O autor, um dos líderes de oposição a Castro, ressalta as sombras do novo diálogo entre os EUA e a ilha

Bandeiras de Cuba e dos EUA em uma varanda em Havana.
Bandeiras de Cuba e dos EUA em uma varanda em Havana.Y. L. (AFP)

A visita a Cuba de Roberta Jacobson, secretária de Estado adjunta dos EUA para o Hemisfério Ocidental, enviada para retomar oficialmente o diálogo com a ditadura dos Castro, marcada para o dia 21 de janeiro, será problemática. A diplomata, sempre muito preocupada com temas de direitos humanos, chega à ilha em uma posição muito delicada, já que o presidente Barack Obama entregou, previamente, todas as bases de negociação com as quais os Estados Unidos contavam. Jacobson terá contra si, pelo menos, os cinco piores erros de Obama em sua nova política cubana.

Primeiro erro

Supor que se pôs fim a uma política que não tinha funcionado. Isso não é verdade. O propósito de liquidar o regime comunista não existe desde 1964, quando Lyndon Johnson terminou, com uma tacada só, as operações subversivas contra Castro e iniciou uma estratégia de “contenção”, em alguma medida, similar à utilizada para a URSS, baseada em três elementos primordiais: propaganda, restrições às relações econômicas e isolamento diplomático.
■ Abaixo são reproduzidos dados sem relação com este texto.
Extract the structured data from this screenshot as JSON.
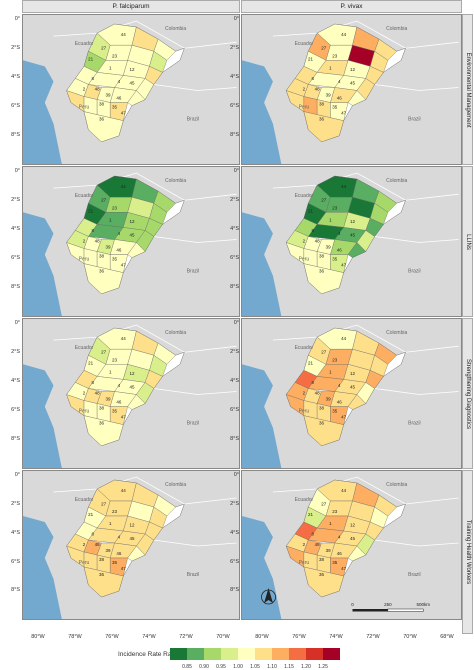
{
  "columns": [
    "P. falciparum",
    "P. vivax"
  ],
  "rows": [
    "Environmental Management",
    "LLINs",
    "Strengthening Diagnostics",
    "Training Health Workers"
  ],
  "y_ticks": [
    "0°",
    "2°S",
    "4°S",
    "6°S",
    "8°S"
  ],
  "x_ticks": [
    "80°W",
    "78°W",
    "76°W",
    "74°W",
    "72°W",
    "70°W",
    "68°W"
  ],
  "x_ticks_left": [
    "80°W",
    "78°W",
    "76°W",
    "74°W",
    "72°W",
    "70°W"
  ],
  "x_ticks_right": [
    "80°W",
    "76°W",
    "74°W",
    "72°W",
    "70°W",
    "68°W"
  ],
  "country_labels": [
    "Ecuador",
    "Colombia",
    "Peru",
    "Brazil"
  ],
  "district_labels": [
    "44",
    "27",
    "23",
    "21",
    "1",
    "12",
    "8",
    "2",
    "48",
    "4",
    "45",
    "39",
    "38",
    "35",
    "36",
    "47",
    "46"
  ],
  "scale_bar": {
    "labels": [
      "0",
      "250",
      "500km"
    ]
  },
  "legend": {
    "title": "Incidence Rate Ratio",
    "ticks": [
      "0.85",
      "0.90",
      "0.95",
      "1.00",
      "1.05",
      "1.10",
      "1.15",
      "1.20",
      "1.25"
    ],
    "colors": [
      "#1a7837",
      "#5aae61",
      "#a6d96a",
      "#d9ef8b",
      "#ffffbf",
      "#fee08b",
      "#fdae61",
      "#f46d43",
      "#d73027",
      "#a50026"
    ]
  },
  "map_colors": {
    "ocean": "#74a9cf",
    "land": "#d9d9d9",
    "border": "#ffffff"
  }
}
Eram medidas de Guerra Fria contra um país que nunca deixou de combater os Estados Unidos. Washington, desde então, não tratou seriamente de eliminar o castrismo. Na primeira metade dos anos 90, quando a URSS desapareceu e o castrismo carecia de aliados, teria sido muito fácil colocar um fim à ditadura cubana, mas Bill Clinton não estava interessado em erradicar o regime vizinho.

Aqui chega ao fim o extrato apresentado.